The reveal of Burros's background was bad publicity for Madole, as a former member of his party, and the NRP had issues for several years following his death. In response to Burros's suicide, Madole wrote an article for the National Renaissance Bulletin entitled "The Historical and Metaphysical Roots of the Conflict between Jew and Gentile", where he defended Burros as a genuine Nazi despite his ethnicity, and praised him for a willingness to "blast himself into oblivion as final proof of his loyalty." Following the suicide, another member of the NRP and Burros associate, Robert Burros (no relation), who had picked up editing The Free American, admitted to the party he was half Jewish through his father. Initially he was criticized, but he was allowed to stay, though was demoted, because he had "abandoned all mental and spiritual ties with the Jewish Community at the age of thirteen". The Klan eulogized Dan Burros as a "good Jew" for abandoning his Jewishness, and Klansmen burned a cross in his honor in Rising Sun, Maryland a week after his death. Frankhouser refused to disavow him.

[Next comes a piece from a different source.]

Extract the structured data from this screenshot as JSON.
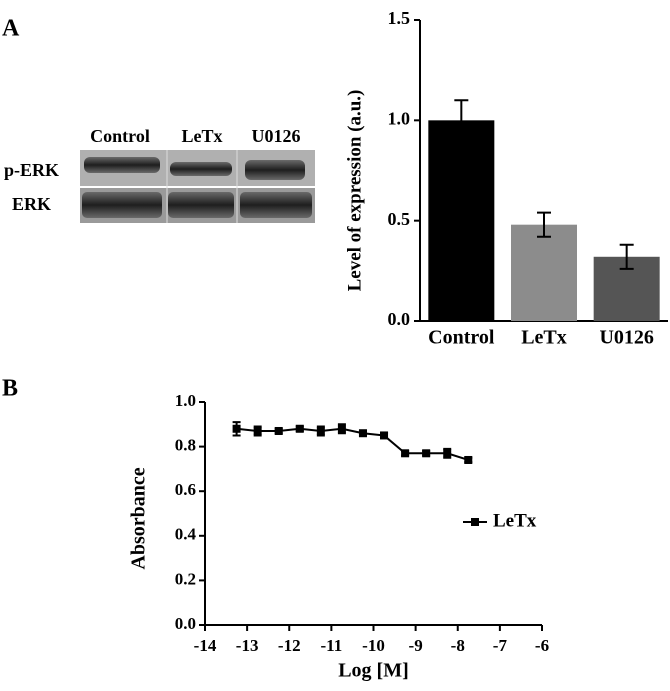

Following Burros's death, Rosenthal and Arthur Gelb wrote the biography One More Victim in 1967, which follows his life from his family origins to his becoming a neo-Nazi. Burros's life and suicide inspired the 2001 film The Believer, which follows a Jewish neo-Nazi skinhead named Daniel. American publisher and neo-Nazi sympathizer Adam Parfrey had an interest in Burros; he republished Burros's Kill! magazine editorial "The Importance of Killing" in his 1987 anthology Apocalypse Culture. Parfrey, himself of Jewish descent, blamed Jews for Burros becoming a neo-Nazi. Political writer George Thayer, reflecting on the case, said that "his entire life was a chronicle of personal instability." Academic Jeffrey Kaplan described Burros as perhaps "one of the most tragic yet instructive cautionary tales to arise out of American National Socialism".